Beethoven Symphony No 9, ‘Choral’
Introduced on stage by the conductor
Sir Simon Rattle conductor & presenter
Iwona Sobotka soprano
Anna Stéphany mezzo-soprano
Robert Murray tenor
Florian Boesch baritone
London Symphony Chorus
Simon Halsey chorus director
London Symphony Orchestra
Part of the 2019/20 season
Please note that finish times are approximate and subject to change
Sir Simon Rattle conducts Beethoven’s final symphonic epic in this early-evening Half Six Fix concert, introduced on-stage by the conductor.
Beethoven’s Ninth Symphony is the culmination of a life’s work, but it also contests everything he’d written before. Following a furious opening and stirring slow movement, the Ninth’s finale explodes into a remarkable mingling of musical styles, featuring operatic recitative, two fugues and a fantasia with choir and soloists singing the words of Friedrich Schiller’s Ode to Joy.
The Ninth proved a tough act to follow for generations of composers to come, but it’s a piece that burst open the doors on a radical future for the symphony.
This concert is part of Half Six Fix, a different way to experience the LSO, with an introduction to the music from Sir Simon Rattle, and digital programme notes on your phone or device. Grab a drink, take your seat and enjoy the music.

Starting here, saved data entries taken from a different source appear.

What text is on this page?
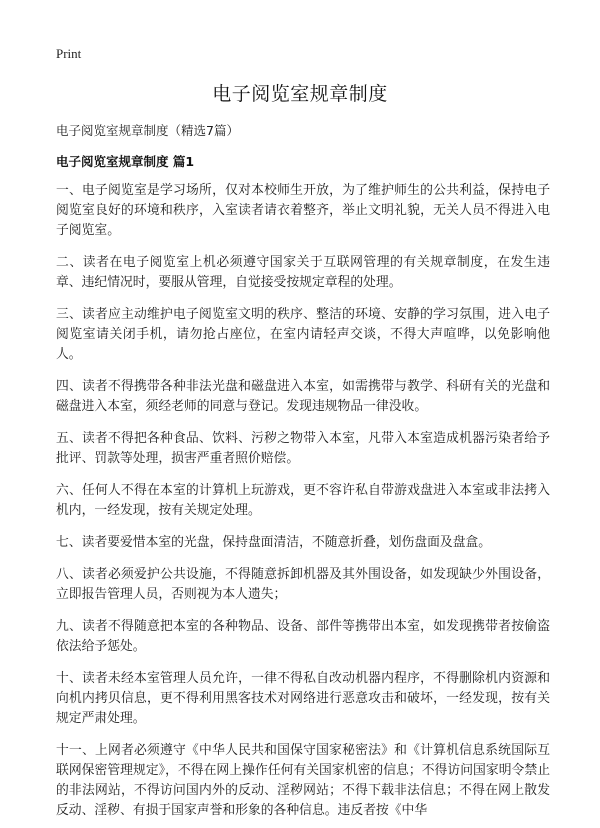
Print
电子阅览室规章制度
电子阅览室规章制度（精选7篇）
电子阅览室规章制度 篇1

一、电子阅览室是学习场所，仅对本校师生开放，为了维护师生的公共利益，保持电子阅览室良好的环境和秩序，入室读者请衣着整齐，举止文明礼貌，无关人员不得进入电子阅览室。

二、读者在电子阅览室上机必须遵守国家关于互联网管理的有关规章制度，在发生违章、违纪情况时，要服从管理，自觉接受按规定章程的处理。

三、读者应主动维护电子阅览室文明的秩序、整洁的环境、安静的学习氛围，进入电子阅览室请关闭手机，请勿抢占座位，在室内请轻声交谈，不得大声喧哗，以免影响他人。

四、读者不得携带各种非法光盘和磁盘进入本室，如需携带与教学、科研有关的光盘和磁盘进入本室，须经老师的同意与登记。发现违规物品一律没收。

五、读者不得把各种食品、饮料、污秽之物带入本室，凡带入本室造成机器污染者给予批评、罚款等处理，损害严重者照价赔偿。

六、任何人不得在本室的计算机上玩游戏，更不容许私自带游戏盘进入本室或非法拷入机内，一经发现，按有关规定处理。

七、读者要爱惜本室的光盘，保持盘面清洁，不随意折叠，划伤盘面及盘盒。

八、读者必须爱护公共设施，不得随意拆卸机器及其外围设备，如发现缺少外围设备，立即报告管理人员，否则视为本人遗失；

九、读者不得随意把本室的各种物品、设备、部件等携带出本室，如发现携带者按偷盗依法给予惩处。

十、读者未经本室管理人员允许，一律不得私自改动机器内程序，不得删除机内资源和向机内拷贝信息，更不得利用黑客技术对网络进行恶意攻击和破坏，一经发现，按有关规定严肃处理。

十一、上网者必须遵守《中华人民共和国保守国家秘密法》和《计算机信息系统国际互联网保密管理规定》，不得在网上操作任何有关国家机密的信息；不得访问国家明令禁止的非法网站，不得访问国内外的反动、淫秽网站；不得下载非法信息；不得在网上散发反动、淫秽、有损于国家声誉和形象的各种信息。违反者按《中华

LSO Patrons enjoy exclusive access to a special allocation of premium seats held off sale for LSO concerts at the Barbican.
These can be booked at short notice through a personalised Box Office service, often for sold-out concerts.
Find out more about our Patrons scheme or contact Michael Tivey, Individual Giving Manager on 020 7382 2506.
These concerts start at 6.30pm and last for one hour, without an interval, featuring a short programme of one or two major works, which the conductor will introduce from the stage.
To bring you closer to the action, we’ll have screens to showcase the performers and programme notes available electronically on your Android or iPhone device. You can also enjoy the music with a drink in your seat.